In this paper one-dimensional discrete cosine transform (DCT) is used as a feature extractor to reduce signal information redundancy and transfer the sampled human speech signal from time domain to frequency domain. Only a subset of these coefficients, which have large magnitude, are selected. These coefficients are necessary to save the most important information of the speech signal, which are enough to recognize the original speech signal, and then these coefficients are normalized globally. The normalized coefficients are fed to a multilayer momentum backpropagation neural network for classification. The recognition rate can be very high by using a very small number of the coefficients which are enough to reflect the specifications of the speaker voice.
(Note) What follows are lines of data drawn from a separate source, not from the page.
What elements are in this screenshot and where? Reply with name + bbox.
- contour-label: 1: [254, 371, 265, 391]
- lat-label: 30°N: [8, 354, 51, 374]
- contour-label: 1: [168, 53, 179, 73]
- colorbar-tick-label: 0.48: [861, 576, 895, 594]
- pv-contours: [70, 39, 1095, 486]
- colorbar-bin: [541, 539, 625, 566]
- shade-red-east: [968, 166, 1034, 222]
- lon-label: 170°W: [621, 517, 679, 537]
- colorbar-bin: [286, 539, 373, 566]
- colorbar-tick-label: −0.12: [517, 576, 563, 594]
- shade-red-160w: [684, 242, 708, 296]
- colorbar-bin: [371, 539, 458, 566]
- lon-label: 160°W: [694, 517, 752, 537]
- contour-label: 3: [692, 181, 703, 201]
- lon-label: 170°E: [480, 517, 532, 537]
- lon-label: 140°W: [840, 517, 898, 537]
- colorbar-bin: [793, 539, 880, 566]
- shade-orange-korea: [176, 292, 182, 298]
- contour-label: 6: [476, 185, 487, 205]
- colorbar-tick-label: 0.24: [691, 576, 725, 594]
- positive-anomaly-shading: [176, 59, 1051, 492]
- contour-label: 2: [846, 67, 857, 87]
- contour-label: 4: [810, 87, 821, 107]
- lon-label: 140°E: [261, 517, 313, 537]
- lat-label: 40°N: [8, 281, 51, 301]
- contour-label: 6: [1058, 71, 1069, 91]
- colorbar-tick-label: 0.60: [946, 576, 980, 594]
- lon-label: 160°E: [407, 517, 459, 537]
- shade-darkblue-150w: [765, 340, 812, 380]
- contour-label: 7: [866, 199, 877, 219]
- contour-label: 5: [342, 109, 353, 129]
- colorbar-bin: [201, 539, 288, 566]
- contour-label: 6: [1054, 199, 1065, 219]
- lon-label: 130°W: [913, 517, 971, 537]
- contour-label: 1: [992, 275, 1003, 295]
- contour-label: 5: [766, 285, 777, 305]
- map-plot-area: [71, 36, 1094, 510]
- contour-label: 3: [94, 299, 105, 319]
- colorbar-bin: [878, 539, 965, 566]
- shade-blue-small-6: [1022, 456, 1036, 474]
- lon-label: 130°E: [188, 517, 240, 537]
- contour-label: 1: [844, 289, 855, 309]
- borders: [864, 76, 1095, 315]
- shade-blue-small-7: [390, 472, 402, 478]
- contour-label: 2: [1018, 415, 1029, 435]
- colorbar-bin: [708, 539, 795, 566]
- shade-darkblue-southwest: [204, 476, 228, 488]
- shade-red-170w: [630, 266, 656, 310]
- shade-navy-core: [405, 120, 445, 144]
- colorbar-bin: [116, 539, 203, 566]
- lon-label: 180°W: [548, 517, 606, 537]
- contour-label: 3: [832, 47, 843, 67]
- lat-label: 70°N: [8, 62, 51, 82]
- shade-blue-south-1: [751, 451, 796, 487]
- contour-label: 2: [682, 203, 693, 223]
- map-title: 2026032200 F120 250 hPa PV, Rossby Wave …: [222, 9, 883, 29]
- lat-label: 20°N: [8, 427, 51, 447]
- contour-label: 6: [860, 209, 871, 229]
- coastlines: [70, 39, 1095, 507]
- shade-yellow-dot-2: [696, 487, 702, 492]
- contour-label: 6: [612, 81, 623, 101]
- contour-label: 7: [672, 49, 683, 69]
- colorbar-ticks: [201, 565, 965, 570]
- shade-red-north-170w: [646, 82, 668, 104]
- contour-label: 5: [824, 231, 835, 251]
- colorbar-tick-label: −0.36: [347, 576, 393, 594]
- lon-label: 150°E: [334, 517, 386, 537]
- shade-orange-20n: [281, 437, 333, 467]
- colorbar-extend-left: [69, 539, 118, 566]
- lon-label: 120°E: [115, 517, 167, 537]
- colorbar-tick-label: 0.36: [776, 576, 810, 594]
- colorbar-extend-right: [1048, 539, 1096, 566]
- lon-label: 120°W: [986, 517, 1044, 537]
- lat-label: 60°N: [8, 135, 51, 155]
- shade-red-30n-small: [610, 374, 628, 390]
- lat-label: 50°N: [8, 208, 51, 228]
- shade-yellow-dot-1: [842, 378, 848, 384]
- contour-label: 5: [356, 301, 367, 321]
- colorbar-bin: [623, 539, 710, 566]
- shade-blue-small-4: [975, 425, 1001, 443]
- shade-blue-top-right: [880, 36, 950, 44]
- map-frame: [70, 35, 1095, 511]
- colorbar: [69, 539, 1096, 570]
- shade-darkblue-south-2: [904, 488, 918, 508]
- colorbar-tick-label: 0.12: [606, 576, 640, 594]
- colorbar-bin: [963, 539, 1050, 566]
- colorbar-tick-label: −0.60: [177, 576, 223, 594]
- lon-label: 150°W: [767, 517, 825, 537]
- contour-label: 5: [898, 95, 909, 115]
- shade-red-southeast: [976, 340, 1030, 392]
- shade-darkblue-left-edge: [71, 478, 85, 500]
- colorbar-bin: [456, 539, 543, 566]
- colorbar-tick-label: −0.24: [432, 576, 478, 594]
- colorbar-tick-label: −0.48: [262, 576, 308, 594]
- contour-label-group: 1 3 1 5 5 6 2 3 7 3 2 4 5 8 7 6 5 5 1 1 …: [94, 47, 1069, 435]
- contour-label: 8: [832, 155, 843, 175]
An artificial neural network ANN is learned to classify the voices of eight speakers, five voice samples for each speaker are used in the learning phase. The network is tested using other five different samples for the same speakers. During the learning phase many parameters are tested which are: the number of selected coefficients, number of hidden nodes and the value of the momentum parameter. In the testing phase the identification performance is computed for each value of the above parameters.